CAIRO: The Cassation Court upheld Wednesday prison terms given to Muslim Brotherhood members on charges of torturing a lawyer in Tahrir Square in 2011, Youm7 reported.
Egypt’s top court rejected the appeal of Mohamed el-Beltagy, a Muslim Brotherhood leader, Safwat Hegazy, an Islamist preacher, Hazem Farouq, a former Brotherhood member of parliament, and Al-Jazeera journalist Ahmed Mansour, who was tried in absentia, against a 15-year prison term handed down to them in October 2014.
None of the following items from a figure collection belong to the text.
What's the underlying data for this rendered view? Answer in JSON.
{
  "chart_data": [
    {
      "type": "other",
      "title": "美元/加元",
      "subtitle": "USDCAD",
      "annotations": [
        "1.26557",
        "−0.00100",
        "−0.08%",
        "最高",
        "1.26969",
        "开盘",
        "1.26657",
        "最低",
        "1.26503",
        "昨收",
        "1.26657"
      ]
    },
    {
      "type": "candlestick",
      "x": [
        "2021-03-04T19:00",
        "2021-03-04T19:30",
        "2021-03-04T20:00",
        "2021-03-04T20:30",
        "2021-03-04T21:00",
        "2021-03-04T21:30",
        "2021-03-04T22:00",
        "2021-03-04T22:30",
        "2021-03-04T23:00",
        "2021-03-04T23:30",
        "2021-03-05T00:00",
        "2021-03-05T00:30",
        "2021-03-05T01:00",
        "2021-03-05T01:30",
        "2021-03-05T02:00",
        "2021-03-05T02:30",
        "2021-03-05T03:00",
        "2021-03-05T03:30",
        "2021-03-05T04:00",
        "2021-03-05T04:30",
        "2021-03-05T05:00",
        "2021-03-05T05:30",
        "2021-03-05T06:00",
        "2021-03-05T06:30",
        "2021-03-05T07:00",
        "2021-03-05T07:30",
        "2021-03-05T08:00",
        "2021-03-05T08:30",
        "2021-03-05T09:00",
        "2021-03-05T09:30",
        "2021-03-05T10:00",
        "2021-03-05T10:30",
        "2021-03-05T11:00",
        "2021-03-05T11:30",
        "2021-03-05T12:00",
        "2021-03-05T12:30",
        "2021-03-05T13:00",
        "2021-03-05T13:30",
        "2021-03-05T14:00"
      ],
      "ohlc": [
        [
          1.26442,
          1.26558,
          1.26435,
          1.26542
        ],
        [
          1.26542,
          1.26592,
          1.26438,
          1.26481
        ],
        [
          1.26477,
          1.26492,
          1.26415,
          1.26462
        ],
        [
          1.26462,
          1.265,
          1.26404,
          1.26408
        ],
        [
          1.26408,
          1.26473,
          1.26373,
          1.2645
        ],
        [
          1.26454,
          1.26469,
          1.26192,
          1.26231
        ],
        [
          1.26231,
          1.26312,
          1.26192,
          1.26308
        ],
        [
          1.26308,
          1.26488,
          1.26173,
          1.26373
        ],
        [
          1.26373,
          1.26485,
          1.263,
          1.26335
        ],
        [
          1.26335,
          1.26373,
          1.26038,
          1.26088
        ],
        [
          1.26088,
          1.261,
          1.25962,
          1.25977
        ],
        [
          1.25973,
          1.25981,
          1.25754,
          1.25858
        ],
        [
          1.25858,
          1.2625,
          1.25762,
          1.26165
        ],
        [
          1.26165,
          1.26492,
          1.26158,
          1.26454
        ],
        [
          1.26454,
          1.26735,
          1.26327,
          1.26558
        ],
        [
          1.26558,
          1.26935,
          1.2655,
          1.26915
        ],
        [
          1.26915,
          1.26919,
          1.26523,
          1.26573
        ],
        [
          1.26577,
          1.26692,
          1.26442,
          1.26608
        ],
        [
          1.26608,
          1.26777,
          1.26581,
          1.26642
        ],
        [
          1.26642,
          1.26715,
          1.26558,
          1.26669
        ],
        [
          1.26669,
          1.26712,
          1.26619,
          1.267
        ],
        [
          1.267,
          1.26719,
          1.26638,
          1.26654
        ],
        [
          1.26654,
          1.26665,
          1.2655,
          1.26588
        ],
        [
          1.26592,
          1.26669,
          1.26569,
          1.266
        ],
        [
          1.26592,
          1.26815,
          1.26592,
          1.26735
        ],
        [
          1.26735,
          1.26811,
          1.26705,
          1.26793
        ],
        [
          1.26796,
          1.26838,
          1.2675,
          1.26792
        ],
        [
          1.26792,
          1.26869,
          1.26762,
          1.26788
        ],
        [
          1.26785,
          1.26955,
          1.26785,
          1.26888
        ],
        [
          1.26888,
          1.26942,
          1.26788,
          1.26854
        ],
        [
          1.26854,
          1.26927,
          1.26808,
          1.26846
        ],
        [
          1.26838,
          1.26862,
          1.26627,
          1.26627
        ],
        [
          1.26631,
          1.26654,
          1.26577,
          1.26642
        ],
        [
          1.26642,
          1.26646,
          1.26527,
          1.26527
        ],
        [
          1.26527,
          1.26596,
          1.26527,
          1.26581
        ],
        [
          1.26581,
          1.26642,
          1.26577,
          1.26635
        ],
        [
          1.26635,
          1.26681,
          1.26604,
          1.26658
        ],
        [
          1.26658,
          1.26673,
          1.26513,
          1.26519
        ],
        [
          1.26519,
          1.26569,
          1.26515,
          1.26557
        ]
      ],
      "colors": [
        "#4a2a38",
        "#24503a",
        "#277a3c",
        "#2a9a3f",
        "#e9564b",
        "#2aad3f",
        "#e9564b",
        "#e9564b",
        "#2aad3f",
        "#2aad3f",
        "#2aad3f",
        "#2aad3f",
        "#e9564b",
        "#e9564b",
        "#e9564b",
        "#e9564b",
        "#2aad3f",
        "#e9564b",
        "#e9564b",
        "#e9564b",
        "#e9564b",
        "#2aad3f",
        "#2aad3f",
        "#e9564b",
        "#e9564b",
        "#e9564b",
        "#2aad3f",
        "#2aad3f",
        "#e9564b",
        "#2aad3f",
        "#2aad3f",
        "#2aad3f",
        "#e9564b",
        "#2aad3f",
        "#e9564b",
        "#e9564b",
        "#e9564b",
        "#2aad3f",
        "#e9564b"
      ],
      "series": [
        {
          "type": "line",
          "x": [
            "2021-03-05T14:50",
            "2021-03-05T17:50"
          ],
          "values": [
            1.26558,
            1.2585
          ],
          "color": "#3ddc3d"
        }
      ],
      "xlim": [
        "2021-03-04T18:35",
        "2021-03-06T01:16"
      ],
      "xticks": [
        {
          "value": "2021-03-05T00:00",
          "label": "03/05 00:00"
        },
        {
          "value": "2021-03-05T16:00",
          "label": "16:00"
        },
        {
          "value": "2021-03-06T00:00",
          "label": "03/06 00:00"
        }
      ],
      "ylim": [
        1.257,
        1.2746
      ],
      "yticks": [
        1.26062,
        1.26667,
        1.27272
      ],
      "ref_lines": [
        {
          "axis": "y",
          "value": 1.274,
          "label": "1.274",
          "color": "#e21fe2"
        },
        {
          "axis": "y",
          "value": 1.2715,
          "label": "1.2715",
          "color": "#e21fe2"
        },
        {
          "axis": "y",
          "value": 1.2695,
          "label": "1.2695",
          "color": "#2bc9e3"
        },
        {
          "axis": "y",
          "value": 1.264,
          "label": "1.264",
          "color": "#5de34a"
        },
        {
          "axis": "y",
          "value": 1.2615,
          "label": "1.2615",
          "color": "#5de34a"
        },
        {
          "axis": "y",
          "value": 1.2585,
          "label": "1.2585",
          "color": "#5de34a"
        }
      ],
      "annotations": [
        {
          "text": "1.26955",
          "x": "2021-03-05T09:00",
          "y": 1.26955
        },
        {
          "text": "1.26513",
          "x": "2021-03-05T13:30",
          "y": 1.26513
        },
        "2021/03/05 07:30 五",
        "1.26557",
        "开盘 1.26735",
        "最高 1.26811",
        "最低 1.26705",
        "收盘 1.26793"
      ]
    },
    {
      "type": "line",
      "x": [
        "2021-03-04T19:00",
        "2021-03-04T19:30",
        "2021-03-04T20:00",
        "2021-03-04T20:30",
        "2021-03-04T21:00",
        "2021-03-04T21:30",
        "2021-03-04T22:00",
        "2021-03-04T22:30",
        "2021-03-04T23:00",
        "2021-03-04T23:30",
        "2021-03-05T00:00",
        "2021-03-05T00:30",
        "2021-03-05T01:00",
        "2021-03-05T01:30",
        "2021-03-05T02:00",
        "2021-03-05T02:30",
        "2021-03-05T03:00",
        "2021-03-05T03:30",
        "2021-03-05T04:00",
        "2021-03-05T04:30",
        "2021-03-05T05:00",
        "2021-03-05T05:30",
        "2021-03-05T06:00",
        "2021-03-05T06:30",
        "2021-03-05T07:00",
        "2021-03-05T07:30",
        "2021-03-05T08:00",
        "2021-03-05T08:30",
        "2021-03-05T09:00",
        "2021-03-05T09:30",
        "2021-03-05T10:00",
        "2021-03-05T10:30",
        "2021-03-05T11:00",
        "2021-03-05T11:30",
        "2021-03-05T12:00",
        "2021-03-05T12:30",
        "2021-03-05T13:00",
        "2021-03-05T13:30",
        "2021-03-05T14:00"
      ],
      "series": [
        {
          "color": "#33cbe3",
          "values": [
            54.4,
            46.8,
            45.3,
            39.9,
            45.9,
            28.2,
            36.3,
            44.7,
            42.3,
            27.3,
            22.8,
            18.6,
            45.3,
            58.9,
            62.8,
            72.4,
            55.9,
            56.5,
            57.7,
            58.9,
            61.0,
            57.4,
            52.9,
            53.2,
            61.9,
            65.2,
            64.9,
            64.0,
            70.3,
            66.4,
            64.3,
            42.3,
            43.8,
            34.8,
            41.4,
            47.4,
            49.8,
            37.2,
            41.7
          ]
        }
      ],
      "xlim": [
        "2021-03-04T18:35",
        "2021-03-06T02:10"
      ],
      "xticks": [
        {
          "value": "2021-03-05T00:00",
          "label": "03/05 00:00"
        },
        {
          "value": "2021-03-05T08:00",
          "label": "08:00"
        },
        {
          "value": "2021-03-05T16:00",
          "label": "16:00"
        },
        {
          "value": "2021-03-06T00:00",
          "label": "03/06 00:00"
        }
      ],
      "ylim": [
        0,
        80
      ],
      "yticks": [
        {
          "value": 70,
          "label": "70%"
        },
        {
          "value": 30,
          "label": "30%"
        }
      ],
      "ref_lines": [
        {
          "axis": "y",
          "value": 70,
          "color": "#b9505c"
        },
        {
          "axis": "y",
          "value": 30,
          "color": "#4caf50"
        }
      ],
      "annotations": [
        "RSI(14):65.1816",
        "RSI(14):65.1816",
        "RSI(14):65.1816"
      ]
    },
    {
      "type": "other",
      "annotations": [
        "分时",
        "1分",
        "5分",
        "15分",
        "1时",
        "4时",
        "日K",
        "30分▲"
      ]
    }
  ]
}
Mahmoud al-Khodeiry, former deputy head of the Cassation Court, former Youth Minister Osama Yassin and former MPs Amr Zaki and Mohsen Rady—all of whom are affiliated with the Brotherhood—were also sentenced to three years in prison for being implicated in the case.
Lawyer Osama Kamal filed the lawsuit in 2011, but investigations only began after the military ouster of former President Mohamed Morsi in July 2013. He complained that in February 2011, someone stopped him at the entrance of Tahrir Square and asked for his ID. Since he did not have his ID at the time, a group of men accused him of being a State Security Investigations Service officer and detained him inside a tourist company at the square. He alleged he was then tortured for three days.
Protesters during the January 25 Revolution, which led to the toppling of President Hosni Mubarak on Feb. 11, 2011, did in fact guard the entrance of their famous sit-in at Tahrir Square by searching and screening the IDs of people coming in.